Forward Kupferberg brings skills to basketball court, focuses on team unity
February 4, 2014
A 6-foot-6, 220-pound forward with a strong inside game, Evan Kupferberg has become a rising star on the NYU basketball team. The team leader, whose entire life has been dominated by the love of a game, said his Marvel comic book-hero superpower would be the ability to attract fouls. But, at the risk of sounding like the opening monologue of a “30 for 30” special, there is more to LS sophomore Kupferberg than basketball.
More than his dream to play one-on-one with Lebron James and his memories of crushing the number one-seeded University of Rochester last season, Kupferberg is a young man dedicated to something greater than the game.
Kupferberg’s manner distinctly lacks ego — his reply to, “Why do you play basketball?” was, “I was always the tallest.” When asked why basketball has stood the test of time in American culture, he talked about the giants of the past with the enthusiasm of a child memorizing player stats off Upper Deck cards before reigning himself in with an embarrassed sigh and saying, “It’s just really special. These guys really play.”

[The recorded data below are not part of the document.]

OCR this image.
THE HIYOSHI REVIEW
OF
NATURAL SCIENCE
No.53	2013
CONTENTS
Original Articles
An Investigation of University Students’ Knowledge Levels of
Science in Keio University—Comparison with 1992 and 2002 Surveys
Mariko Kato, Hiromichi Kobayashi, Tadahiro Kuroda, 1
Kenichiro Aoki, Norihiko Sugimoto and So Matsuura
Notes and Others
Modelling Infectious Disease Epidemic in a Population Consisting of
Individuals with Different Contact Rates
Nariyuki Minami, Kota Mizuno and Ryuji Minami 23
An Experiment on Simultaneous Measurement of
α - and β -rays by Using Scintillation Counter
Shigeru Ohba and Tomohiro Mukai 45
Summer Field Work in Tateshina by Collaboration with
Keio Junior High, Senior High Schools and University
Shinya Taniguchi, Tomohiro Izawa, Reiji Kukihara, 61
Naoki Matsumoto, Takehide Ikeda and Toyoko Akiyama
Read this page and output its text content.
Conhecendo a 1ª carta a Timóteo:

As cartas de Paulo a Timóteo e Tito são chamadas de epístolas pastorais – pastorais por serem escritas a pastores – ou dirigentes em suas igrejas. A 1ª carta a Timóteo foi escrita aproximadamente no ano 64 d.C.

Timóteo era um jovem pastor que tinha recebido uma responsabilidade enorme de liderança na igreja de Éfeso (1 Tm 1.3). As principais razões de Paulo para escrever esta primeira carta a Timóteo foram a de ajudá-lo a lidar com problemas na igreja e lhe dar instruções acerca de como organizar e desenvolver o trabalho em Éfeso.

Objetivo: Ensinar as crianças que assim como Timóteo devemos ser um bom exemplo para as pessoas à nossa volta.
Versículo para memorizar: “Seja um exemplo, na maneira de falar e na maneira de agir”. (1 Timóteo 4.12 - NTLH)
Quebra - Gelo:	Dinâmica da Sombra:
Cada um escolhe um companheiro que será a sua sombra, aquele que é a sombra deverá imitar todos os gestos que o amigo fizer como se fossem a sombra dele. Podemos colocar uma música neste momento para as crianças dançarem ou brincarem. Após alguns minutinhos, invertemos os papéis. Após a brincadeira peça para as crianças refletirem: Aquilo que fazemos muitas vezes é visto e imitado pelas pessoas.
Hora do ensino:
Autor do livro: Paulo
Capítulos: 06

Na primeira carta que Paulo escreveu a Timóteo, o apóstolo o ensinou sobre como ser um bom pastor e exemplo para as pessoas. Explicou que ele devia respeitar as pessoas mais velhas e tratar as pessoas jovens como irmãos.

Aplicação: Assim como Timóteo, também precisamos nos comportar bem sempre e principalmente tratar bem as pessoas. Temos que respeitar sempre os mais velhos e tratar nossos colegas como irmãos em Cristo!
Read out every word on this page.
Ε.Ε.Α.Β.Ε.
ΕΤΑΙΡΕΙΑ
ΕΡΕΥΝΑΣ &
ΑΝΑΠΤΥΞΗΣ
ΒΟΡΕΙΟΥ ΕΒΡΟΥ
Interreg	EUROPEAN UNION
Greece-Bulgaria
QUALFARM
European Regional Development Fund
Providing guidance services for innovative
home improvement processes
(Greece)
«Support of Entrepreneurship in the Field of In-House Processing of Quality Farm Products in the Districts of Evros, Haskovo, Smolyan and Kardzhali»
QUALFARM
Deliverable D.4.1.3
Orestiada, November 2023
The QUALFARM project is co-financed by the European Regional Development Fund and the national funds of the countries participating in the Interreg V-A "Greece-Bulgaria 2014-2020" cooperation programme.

But that humility has to come from somewhere. For Kupferberg, that somewhere is not so much a place, but an idea — the idea of home. His family, season ticket holders for the Miami Heat, attended every single one of his high school games. That dedication planted the seeds of this idea in his head from the time he was a child. As he grew up, however, he took that mantle upon himself. The deep-rooted sense of belonging that home provides has pushed him toward his planned career in real estate — a career he will share with his father — and has bled into his work on the court with his teammates and coaches.
He never talks in terms of wins and losses and never mentions breaking records or winning championships. Instead, he spoke about the team. He talked about the place where he and his teammates have found a home in this city of millions of people — the NYU Basketball program.
“We play really well together, that’s our greatest strength,” Kupferberg said. “One of our team mottos is ‘Team First,’ and we’re sticking to it … My teammates make me a better person.”
The star athlete distinguished himself with this mentality. When all is said and done, he recognizes that the sport he plays would lack meaning without the lives that are changed as a result, and that is what makes not only a great athlete, but also a great person.